Video Quality Assessment with Texture Information Fusion for Streaming Applications
Vignesh V Menon, Prajit T Rajendran, Reza Farahani, Klaus Schoeffmann, Christian Timmerer
TL;DR
The paper addresses the need for fast, perceptually aligned video quality assessment in streaming by proposing VQ-TIF, a reduced-reference VQA that fuses DCT-energy-based texture features with SSIM through an LSTM to estimate VMAF. It uses $E_Y$, $h$, and $L_Y$ texture features extracted from luma and combines them with SSIM per frame to produce per-chunk estimates that are averaged for segment quality. On UHD content, VQ-TIF achieves $PCC=0.96$ and $MAE=2.71$ relative to ground-truth VMAF, while delivering a $9.14\times$ speed-up and a $89.44\%$ reduction in energy consumption.
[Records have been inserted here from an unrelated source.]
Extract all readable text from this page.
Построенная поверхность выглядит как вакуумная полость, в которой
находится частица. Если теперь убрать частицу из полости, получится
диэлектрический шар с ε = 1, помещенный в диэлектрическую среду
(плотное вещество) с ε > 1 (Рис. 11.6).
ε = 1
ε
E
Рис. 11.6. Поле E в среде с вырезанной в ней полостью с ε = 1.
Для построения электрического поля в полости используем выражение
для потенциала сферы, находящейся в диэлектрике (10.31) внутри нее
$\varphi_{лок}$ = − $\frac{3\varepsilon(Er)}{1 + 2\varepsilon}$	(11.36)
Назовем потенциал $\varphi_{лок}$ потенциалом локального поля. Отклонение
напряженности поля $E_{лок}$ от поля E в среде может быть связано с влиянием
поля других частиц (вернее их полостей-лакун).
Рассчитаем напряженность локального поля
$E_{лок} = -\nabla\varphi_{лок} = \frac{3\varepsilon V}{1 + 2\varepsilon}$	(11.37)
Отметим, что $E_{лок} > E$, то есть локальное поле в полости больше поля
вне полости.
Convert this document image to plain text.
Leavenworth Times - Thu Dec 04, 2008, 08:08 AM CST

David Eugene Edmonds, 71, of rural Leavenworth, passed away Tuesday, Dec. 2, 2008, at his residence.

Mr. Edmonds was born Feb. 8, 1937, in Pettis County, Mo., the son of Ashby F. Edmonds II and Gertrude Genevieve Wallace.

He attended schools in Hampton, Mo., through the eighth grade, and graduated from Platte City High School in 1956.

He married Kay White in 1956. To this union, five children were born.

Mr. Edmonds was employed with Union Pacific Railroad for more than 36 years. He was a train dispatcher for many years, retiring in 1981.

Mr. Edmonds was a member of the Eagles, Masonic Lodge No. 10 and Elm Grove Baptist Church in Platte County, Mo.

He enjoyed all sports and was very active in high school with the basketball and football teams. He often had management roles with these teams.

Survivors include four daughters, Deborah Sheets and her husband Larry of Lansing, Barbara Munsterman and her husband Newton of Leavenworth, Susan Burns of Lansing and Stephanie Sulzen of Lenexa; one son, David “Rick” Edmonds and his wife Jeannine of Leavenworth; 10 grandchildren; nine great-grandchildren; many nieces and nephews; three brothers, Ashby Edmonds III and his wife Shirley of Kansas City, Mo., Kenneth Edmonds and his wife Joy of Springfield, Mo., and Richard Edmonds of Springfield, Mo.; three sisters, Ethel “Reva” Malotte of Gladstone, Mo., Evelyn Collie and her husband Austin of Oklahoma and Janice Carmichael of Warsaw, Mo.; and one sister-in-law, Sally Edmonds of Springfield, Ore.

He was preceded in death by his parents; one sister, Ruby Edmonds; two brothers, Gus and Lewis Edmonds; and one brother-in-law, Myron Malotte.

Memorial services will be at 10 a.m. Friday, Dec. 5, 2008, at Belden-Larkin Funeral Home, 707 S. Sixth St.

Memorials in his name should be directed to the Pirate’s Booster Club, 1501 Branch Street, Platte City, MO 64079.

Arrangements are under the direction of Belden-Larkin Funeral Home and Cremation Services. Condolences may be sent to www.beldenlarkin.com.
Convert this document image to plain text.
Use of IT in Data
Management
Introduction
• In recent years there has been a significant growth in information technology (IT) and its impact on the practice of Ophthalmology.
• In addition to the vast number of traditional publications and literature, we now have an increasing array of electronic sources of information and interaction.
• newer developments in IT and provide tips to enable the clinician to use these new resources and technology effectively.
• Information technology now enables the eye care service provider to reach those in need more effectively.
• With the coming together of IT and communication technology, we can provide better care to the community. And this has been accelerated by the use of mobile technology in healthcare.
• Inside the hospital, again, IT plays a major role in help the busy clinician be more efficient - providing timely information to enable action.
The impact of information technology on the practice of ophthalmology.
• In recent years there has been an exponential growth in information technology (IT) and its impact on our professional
Trained and evaluated on the Inter4K UHD dataset with SDR content, the method demonstrates potential for real-time VQA in streaming and can be extended to HDR and higher resolutions in future work.
Abstract
The rise in video streaming applications has increased the demand for video quality assessment (VQA). In 2016, Netflix introduced Video Multi-Method Assessment Fusion (VMAF), a full reference VQA metric that strongly correlates with perceptual quality, but its computation is time-intensive. We propose a Discrete Cosine Transform (DCT)-energy-based VQA with texture information fusion (VQ-TIF) model for video streaming applications that determines the visual quality of the reconstructed video compared to the original video. VQ-TIF extracts Structural Similarity (SSIM) and spatiotemporal features of the frames from the original and reconstructed videos and fuses them using a long short-term memory (LSTM)-based model to estimate the visual quality. Experimental results show that VQ-TIF estimates the visual quality with a Pearson Correlation Coefficient (PCC) of 0.96 and a Mean Absolute Error (MAE) of 2.71, on average, compared to the ground truth VMAF scores. Additionally, VQ-TIF estimates the visual quality at a rate of 9.14 times faster than the state-of-the-art VMAF implementation, along with an 89.44 % reduction in energy consumption, assuming an Ultra HD (2160p) display resolution.